Et dans son enthousiasme, Walter s’élança hors de la boutique, courant plutôt que marchant et sans prendre garde aux remontrances entrecoupées du vieillard. Il se hâta d’abord d’aller prévenir au bureau qu’une maladie subite de son oncle le forçait à rester près de lui, puis il se dirigea de toute la vitesse de ses jambes vers la demeure du capitaine.

Tout lui semblait changé dans sa route ; les rues n’avaient plus le même aspect.
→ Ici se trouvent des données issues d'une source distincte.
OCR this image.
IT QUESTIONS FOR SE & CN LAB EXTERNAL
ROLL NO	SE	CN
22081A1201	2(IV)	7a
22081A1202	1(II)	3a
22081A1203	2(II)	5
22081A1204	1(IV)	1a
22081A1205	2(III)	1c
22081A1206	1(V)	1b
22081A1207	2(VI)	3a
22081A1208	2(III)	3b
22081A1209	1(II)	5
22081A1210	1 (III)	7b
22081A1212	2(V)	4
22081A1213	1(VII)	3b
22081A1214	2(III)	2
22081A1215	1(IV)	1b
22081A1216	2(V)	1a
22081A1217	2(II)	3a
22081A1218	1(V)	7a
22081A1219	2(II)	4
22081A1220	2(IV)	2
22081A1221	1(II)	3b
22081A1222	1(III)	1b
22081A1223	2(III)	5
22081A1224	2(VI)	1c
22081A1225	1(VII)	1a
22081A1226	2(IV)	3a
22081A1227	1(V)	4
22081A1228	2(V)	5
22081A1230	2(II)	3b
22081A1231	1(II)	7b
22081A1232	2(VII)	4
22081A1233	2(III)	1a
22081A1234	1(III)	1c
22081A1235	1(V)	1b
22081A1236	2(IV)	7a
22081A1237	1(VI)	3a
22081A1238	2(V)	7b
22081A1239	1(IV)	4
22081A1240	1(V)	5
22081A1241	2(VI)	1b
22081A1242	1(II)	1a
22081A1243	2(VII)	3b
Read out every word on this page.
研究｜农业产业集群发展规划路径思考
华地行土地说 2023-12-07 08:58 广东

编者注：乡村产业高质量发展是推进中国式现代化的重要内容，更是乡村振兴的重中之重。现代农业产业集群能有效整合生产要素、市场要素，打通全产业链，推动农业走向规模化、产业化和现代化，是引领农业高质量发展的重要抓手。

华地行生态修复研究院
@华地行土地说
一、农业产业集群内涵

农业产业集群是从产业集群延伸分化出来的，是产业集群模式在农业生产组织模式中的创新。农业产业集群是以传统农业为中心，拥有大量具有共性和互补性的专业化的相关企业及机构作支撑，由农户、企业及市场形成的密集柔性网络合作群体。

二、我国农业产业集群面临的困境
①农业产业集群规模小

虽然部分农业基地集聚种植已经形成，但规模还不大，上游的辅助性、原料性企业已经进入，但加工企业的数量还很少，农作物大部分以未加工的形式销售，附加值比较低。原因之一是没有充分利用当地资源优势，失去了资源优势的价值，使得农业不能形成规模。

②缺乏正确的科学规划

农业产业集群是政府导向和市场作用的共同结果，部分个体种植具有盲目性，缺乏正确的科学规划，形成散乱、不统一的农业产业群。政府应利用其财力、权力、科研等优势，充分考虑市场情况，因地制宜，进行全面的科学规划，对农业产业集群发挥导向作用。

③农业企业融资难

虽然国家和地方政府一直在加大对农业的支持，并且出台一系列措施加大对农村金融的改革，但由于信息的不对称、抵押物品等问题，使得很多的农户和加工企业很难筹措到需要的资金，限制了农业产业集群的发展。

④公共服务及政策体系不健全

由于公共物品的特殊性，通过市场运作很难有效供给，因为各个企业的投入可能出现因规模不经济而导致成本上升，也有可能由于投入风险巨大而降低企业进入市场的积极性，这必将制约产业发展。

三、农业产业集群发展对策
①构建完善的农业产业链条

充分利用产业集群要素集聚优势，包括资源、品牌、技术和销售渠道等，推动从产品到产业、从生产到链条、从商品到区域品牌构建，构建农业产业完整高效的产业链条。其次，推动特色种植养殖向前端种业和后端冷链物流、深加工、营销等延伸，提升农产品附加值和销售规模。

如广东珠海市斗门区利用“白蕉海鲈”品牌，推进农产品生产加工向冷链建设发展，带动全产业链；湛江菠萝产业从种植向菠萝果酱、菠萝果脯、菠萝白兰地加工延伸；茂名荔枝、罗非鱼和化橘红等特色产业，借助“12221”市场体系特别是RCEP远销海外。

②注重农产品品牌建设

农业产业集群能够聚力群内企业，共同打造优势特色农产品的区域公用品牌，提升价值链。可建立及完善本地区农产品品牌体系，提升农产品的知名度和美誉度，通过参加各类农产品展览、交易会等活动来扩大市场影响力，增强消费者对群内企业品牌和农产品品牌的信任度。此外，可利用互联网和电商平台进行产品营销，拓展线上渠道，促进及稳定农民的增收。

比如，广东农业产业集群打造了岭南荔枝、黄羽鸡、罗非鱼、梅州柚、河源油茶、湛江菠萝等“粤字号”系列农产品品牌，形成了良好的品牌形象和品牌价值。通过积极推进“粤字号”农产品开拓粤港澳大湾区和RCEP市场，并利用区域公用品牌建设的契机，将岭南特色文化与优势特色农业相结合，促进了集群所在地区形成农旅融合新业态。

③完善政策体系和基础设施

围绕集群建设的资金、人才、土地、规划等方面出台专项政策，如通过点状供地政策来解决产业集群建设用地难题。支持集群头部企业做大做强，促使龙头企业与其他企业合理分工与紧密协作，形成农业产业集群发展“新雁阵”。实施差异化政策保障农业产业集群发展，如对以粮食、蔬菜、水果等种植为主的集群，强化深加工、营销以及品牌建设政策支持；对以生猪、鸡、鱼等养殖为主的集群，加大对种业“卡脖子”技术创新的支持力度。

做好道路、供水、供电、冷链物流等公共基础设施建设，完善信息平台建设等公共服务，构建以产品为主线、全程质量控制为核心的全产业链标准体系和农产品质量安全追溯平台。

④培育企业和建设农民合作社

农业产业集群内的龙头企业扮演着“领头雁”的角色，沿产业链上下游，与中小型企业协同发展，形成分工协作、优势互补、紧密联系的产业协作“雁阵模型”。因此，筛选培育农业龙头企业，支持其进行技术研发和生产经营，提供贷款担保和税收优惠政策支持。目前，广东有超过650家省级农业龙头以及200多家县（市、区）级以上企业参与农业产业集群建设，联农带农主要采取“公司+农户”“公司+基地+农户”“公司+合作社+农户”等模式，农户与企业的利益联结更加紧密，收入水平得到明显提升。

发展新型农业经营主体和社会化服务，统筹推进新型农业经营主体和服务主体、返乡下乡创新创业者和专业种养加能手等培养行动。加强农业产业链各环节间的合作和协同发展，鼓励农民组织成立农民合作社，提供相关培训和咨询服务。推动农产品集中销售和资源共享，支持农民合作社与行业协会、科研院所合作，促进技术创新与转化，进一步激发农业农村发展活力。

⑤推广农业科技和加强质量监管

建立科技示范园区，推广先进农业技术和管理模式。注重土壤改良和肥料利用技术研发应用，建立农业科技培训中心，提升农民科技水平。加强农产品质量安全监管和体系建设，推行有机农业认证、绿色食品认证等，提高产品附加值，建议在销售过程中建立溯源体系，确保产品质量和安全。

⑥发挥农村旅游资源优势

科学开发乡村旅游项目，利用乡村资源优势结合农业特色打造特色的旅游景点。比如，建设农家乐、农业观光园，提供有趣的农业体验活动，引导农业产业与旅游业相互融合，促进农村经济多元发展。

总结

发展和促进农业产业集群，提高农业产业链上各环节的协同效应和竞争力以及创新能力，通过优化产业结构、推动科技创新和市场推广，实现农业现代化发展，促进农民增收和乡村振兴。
C’était bien le même embarras, le même bruit de voitures, de camions, d’omnibus, de chariots ; c’était bien le même va-et-vient des piétons ; mais le malheur qui venait d’atteindre le petit aspirant de marine présentait à ses yeux tout ce mouvement sous des couleurs étranges et nouvelles. Les maisons, les boutiques n’étaient plus les mêmes ; Walter y lisait en gros caractères l’assignation de M. Brogley. L’huissier semblait avoir porté la main jusque sur les églises, car leurs clochers, en s’élevant vers le ciel, avaient une roideur d’huissier priseur ; le ciel lui-même avait changé et avait pris visiblement un air de saisie mobilière.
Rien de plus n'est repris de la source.